Ninety-nine years later, rare archival video of the day is being publically displayed at the Army Museum Halifax Citadel.
The black-and-white images are some of the only moving depictions of Halifax in the hours after the blast. Fires can be seen burning across town, windows are blown out and countless buildings are reduced to rubble. The scenes were shot by W. G. MacLaughlan, a photographer who had a studio in town.

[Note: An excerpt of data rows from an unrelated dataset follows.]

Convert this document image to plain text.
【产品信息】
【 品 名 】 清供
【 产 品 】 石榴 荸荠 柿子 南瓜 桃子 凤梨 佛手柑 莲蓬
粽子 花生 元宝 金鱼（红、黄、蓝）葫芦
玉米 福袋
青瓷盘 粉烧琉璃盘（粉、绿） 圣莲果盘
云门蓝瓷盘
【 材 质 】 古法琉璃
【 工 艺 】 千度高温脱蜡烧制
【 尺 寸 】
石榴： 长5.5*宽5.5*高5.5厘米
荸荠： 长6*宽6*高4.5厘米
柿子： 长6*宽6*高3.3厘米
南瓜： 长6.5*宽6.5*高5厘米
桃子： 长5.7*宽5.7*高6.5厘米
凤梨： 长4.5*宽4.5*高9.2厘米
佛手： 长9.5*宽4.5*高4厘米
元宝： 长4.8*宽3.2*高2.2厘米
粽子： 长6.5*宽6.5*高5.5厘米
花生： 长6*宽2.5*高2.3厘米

“At the time, the population was a little more than 50,000 people, so half of this city was directly and devastatingly affected by the explosion,” Ken Hynes, a curator at the museum, told CTV Atlantic.
The explosion unfolded on Dec. 6, 1917 when a French ship filled with explosives equivalent to 5,000 tons of TNT accidentally hit a ship from Norway in the waters off Halifax. The collision sparked a massive shockwave that rocked Halifax, levelled entire neighbourhoods and altered the course of Atlantic Canadian history.
Nearly a century later, historians are still learning more about the catastrophe. A researcher who extrapolated figures from the explosion says modern-day Halifax would be hit even harder by the blast.
“If the Halifax explosion were to occur today, we would immediately have 9,600 dead, over 43,000 wounded and 120,000 without adequate shelter,” said historian and author John Boileau.
Historians have spent decades poring over materials from the days after the blast in an effort to learn more about how the community responded to the crisis.
“It can be as little as somebody writing a postcard or a letter saying, ‘I was in Halifax and I saw the devastation,’” said historian Blair Beed.
For documentary filmmaker John Versteege, the harbour explosion was so fascinating that he compiled hours of never-before-seen footage and interviews with survivors to piece together what happened. He produced the film in “Thunder in the Sky,” a 97-minute documentary released in 1993 on the 75th anniversary of the disaster.
“Big pictures are made out of millions of small events,” Versteege said.
The priceless moving pictures are among a trove of other artifacts on display at the Halifax museum, including a watchman’s clock recovered from beneath a dock in the harbour. Its face is permanently frozen at 9:04 a.m. -- the same minute the explosives went off.